Bitcoin: Musk’s $1.11T fortune tops crypto market value ex-Bitcoin after SpaceX IPO
Elon Musk became the first modern person to cross a $1 trillion net worth milestone, reaching $1.11 trillion after SpaceX’s Nasdaq debut. Bloomberg’s Billionaires Index shows his wealth now exceeds the total crypto market value excluding Bitcoin. Musk’s paper gains were driven by a $2.2 trillion SpaceX valuation at IPO, with shares rising to a Friday close of $161 and about $85B of first-day trading volume.
The article links Musk’s wealth to crypto exposure: he has publicly confirmed holdings in Bitcoin, Ethereum, and Dogecoin. Post-IPO filings show SpaceX holds 18,712 BTC, and Tesla holds 11,509 BTC. If combined, the firms would rank among the largest corporate BTC holders.
At the same time, broader altcoins look weaker: the TOTAL2 measure (crypto excluding Bitcoin) has fallen roughly by half since a peak above $1.7T in Oct 2025, suggesting diminished liquidity and a rotation toward large-cap tech/AI equities. Overall, the news highlights how equity-price moves—rather than new crypto demand—are currently dominating the connection between Bitcoin and major tech wealth.
Neutral
The core market relevance is the strength of Musk-linked equity gains and the confirmation/scale of corporate Bitcoin exposure, not a new crypto-specific catalyst (no new ETF, protocol upgrade, or regulation change). Similar past episodes—when Tesla added/confirmed BTC holdings or when major tech headlines reignited “BTC as balance-sheet asset” narratives—tended to support sentiment, but price impact was often indirect and short-lived versus broader market flows.
In the short term, traders may see this as mildly supportive for Bitcoin (and possibly ETH/DOGE) because it reinforces long-duration holders’ incentives and keeps BTC on corporate treasuries’ radar. However, the article also stresses that TOTAL2 (crypto excluding Bitcoin) has roughly halved since its Oct 2025 peak, implying weaker altcoin liquidity. That combination typically reduces sustained upside follow-through for the broader crypto complex, even if BTC sentiment improves.

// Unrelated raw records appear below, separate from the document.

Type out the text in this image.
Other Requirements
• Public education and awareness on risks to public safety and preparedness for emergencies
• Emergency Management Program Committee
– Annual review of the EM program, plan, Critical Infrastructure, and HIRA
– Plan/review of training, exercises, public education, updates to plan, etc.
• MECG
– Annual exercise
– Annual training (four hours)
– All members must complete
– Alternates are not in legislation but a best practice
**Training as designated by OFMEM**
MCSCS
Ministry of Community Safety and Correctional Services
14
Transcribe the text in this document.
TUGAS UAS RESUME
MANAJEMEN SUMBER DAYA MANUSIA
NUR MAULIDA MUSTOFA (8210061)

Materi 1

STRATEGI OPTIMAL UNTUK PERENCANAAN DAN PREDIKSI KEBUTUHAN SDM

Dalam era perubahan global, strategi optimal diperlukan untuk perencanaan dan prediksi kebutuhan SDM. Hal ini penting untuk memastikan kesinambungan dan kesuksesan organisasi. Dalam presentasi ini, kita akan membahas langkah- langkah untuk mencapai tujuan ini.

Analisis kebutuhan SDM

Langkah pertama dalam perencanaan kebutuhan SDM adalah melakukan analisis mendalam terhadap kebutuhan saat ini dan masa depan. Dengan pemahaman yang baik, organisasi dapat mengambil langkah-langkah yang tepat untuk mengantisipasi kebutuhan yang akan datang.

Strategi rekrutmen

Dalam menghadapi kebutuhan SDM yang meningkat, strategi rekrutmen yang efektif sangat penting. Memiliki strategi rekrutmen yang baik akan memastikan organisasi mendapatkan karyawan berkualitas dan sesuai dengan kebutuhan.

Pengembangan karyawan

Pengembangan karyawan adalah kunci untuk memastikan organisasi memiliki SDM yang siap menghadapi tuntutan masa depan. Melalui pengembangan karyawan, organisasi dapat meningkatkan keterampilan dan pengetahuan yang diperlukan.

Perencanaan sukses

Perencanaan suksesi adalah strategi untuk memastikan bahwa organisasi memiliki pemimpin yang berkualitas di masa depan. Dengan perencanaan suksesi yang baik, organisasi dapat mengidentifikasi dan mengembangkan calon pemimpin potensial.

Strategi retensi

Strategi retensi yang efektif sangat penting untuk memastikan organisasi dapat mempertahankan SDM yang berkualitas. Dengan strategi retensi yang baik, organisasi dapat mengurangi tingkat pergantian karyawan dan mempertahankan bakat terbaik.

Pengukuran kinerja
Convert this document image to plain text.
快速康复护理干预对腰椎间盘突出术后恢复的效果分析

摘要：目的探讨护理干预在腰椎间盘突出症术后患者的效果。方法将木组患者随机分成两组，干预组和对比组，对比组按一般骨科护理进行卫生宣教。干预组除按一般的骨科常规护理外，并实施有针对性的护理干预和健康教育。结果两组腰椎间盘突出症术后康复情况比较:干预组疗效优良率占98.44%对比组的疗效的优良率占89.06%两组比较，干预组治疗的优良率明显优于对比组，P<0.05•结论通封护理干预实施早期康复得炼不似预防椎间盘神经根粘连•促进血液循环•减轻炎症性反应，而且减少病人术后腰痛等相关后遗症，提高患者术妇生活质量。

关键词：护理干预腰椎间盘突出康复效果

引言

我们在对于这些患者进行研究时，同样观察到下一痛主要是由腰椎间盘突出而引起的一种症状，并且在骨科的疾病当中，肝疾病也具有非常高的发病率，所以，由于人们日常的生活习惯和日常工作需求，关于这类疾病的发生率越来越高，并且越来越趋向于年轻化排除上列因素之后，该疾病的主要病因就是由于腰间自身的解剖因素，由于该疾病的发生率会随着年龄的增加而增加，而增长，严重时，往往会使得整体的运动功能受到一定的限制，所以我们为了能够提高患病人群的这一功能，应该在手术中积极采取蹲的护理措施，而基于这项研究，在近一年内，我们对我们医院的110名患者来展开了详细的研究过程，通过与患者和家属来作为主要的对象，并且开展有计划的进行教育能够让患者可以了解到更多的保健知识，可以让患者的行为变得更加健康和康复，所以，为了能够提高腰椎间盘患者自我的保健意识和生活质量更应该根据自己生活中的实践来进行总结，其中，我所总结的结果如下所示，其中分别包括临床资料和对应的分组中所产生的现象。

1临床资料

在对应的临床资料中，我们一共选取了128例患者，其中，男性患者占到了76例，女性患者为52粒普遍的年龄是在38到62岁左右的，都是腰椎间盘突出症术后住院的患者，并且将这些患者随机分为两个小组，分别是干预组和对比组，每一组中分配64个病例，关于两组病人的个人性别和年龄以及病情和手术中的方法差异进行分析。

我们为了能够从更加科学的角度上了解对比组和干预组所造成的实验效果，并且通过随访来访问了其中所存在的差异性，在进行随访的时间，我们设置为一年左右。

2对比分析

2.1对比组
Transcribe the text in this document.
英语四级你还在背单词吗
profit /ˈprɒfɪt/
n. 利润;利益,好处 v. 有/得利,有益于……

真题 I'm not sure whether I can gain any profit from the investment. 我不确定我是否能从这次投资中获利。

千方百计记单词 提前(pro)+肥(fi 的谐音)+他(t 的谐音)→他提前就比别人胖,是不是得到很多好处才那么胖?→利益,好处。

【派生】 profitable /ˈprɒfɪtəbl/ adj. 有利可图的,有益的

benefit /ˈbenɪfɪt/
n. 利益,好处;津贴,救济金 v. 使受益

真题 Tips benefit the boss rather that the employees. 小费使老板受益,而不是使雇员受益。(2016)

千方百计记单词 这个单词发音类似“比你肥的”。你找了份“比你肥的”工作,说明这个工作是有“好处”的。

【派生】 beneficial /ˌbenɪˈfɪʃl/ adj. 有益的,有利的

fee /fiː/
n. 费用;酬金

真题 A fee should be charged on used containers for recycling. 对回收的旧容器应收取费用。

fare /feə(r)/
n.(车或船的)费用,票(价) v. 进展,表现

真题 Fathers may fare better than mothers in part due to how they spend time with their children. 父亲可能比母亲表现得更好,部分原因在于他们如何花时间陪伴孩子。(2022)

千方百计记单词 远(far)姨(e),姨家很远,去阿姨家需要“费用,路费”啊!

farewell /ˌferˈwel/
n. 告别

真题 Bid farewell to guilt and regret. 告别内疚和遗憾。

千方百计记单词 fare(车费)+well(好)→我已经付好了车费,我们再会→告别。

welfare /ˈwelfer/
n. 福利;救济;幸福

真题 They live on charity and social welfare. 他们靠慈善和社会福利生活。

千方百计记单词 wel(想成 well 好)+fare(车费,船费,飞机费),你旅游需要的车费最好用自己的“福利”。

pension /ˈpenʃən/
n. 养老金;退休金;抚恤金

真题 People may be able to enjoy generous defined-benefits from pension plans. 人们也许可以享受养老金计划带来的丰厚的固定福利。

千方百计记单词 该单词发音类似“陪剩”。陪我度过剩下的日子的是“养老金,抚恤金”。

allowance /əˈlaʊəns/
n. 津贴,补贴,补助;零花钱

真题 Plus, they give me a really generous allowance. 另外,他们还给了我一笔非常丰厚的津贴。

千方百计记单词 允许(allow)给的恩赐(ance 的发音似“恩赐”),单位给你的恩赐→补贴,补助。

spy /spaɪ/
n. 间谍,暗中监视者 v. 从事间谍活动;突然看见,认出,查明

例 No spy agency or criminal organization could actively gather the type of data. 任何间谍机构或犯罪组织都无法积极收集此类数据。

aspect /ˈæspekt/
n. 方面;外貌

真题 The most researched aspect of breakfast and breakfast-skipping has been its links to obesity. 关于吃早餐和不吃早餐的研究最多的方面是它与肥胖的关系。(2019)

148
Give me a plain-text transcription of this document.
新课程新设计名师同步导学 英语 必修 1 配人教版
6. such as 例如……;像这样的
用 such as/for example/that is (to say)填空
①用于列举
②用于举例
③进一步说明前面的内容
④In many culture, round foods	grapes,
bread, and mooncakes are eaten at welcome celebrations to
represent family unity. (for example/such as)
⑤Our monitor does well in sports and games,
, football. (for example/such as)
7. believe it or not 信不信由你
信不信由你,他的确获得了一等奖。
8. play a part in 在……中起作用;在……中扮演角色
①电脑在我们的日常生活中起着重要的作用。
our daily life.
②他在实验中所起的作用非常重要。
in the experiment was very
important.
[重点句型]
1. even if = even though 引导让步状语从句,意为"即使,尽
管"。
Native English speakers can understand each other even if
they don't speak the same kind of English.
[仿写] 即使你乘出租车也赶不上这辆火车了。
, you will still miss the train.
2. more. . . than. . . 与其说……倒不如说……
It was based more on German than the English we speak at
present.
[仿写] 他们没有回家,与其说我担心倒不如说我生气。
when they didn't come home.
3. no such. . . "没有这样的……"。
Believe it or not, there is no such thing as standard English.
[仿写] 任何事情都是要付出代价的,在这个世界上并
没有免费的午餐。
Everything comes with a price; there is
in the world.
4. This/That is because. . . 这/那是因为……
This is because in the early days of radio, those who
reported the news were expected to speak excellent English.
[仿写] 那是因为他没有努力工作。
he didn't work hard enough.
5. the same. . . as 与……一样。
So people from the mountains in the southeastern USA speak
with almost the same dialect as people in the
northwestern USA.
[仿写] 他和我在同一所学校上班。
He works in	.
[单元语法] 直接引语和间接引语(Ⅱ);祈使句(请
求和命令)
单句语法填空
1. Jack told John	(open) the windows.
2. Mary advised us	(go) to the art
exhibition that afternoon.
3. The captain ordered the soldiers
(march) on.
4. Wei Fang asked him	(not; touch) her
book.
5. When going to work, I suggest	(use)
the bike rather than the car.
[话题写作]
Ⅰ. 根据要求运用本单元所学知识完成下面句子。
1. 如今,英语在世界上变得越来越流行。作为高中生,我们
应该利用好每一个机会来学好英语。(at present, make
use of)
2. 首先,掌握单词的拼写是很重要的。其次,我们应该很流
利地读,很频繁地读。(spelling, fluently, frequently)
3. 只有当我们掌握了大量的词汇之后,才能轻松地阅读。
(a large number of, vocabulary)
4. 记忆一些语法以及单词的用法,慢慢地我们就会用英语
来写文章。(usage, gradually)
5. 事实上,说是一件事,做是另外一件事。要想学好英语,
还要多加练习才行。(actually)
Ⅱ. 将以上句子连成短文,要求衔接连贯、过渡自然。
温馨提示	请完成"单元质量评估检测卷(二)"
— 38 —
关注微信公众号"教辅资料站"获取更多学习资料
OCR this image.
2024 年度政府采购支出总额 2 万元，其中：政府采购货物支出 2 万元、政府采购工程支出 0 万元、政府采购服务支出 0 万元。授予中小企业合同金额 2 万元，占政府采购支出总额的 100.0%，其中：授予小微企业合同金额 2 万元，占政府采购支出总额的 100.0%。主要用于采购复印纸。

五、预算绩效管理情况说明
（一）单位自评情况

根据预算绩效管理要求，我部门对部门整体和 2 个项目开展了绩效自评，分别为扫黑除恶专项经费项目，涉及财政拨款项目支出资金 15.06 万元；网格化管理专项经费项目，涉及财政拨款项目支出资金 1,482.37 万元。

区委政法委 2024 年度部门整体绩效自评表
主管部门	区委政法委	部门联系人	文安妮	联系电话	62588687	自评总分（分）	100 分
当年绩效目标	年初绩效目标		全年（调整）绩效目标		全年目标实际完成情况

Long term, the story can matter for positioning: it highlights how founder-controlled tech wealth is tightly coupled to equity markets, meaning Bitcoin volatility may increasingly track macro/market risk appetite rather than crypto-native demand. Net effect for traders is therefore neutral: some sentiment lift for BTC, but limited broad-market upside without separate crypto catalysts.